Published before 2005

On Mar 18, 2004, at 10:03 AM, a correspondent wrote:
I also think that the increased use of photography as a medium had a great deal to do with the decline in realism. But other social factors had to be there to allow much of Modern Art to prevail in the mainstream.

I don't think that photography had any significant role in the rise of modernism in art (other than perhaps to put out of business a certain segment of the market for highly realistic pictures ... most notably, non-artistic ones).

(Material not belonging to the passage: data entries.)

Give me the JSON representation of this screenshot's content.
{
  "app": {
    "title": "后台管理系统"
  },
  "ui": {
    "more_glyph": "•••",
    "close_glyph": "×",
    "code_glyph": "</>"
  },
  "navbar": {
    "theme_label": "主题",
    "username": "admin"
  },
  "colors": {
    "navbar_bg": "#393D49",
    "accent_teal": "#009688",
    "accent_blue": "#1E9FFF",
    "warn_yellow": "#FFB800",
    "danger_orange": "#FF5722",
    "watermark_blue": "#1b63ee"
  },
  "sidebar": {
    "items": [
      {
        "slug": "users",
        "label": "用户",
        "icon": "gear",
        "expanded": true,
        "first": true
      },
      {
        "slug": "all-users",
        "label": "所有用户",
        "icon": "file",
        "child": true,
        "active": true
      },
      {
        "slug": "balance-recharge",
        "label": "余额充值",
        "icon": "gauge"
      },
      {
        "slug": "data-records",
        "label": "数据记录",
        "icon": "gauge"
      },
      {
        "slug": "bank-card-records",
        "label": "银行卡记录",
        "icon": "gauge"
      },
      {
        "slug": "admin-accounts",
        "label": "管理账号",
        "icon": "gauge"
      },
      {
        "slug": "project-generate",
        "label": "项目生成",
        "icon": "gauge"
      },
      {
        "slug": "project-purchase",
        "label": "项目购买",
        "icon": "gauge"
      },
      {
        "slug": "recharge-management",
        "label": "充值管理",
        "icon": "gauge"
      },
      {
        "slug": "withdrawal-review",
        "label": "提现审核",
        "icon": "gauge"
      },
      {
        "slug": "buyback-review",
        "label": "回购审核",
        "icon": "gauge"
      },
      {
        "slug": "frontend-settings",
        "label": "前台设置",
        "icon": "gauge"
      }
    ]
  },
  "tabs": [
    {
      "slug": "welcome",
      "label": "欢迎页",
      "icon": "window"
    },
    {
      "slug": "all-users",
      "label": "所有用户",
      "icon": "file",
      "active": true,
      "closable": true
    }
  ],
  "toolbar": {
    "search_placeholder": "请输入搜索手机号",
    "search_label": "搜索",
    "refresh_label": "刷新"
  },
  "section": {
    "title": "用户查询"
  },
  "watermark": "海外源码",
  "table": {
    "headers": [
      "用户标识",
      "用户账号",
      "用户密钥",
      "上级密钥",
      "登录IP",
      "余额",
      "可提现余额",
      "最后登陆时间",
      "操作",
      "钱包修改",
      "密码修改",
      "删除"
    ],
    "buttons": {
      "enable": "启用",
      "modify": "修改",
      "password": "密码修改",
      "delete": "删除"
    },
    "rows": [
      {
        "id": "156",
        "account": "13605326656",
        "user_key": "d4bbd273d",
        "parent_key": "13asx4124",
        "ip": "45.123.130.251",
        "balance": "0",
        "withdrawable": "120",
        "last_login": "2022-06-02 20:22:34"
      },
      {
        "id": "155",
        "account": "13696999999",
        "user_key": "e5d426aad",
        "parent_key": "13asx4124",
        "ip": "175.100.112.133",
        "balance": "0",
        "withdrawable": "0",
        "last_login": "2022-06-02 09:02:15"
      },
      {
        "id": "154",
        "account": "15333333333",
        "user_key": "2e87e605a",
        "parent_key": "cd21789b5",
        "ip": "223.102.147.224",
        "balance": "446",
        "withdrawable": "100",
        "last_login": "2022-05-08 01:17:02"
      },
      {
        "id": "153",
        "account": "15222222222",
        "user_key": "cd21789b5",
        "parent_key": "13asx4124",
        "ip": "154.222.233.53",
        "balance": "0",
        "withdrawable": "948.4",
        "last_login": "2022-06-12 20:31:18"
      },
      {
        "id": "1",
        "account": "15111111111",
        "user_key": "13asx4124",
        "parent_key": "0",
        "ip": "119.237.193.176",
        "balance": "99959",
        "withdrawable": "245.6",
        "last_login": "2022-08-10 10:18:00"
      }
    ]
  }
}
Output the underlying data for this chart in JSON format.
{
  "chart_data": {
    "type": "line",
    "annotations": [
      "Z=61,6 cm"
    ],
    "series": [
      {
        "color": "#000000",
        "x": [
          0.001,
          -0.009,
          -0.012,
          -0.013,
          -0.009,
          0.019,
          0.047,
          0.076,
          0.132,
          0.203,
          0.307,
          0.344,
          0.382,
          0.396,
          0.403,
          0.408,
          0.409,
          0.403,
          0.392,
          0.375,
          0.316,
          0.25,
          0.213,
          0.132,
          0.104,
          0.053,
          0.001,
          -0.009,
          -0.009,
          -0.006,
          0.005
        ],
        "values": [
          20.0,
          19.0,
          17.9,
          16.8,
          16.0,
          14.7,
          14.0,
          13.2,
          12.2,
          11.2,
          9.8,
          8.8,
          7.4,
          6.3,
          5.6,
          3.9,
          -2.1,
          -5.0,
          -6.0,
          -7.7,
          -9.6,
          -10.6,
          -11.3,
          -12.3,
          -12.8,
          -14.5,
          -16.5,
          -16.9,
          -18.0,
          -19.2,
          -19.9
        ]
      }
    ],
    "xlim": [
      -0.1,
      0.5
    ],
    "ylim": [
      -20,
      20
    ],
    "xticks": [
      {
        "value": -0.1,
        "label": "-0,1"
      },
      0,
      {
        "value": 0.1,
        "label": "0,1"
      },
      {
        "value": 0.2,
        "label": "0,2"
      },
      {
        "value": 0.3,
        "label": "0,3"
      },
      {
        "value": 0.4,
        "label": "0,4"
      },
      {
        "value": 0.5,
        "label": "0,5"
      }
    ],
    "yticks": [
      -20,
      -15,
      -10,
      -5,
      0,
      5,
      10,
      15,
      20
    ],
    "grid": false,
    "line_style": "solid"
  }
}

Consider what was happening in all of the arts and not just drawing and painting. In music we saw a peak in the quality of composition in the late 19th century and then it dissolved into an auditory version of the same mess as Pollock. In literature we saw at about the same time phenomena like James Joyce and Gertrude Stein. In sculpture at the same time we saw at first melted versions of reality and then mere piles of garbage being called "sculpture". Photography couldn't have caused this kind of broad change in the arts. For what it's worth, the change that happened at about the same time was also reflected in many other intellectual eras too. In politics we saw the rise of the Nazis and Marxists. In science we saw a series of attacks on rationality, causality, and truth. In economics we saw the development of all sorts of "something for nothing" theories (like Keynes for example) that became prominent. The root of these changes was not photographic, but philosophical. You can see the common root of all of these bad ideas in Hume, Kant, Hegel, Schopenhauer, and Kierkegaard starting 100 years before their ideas became ubiquitous and the logical consequences followed.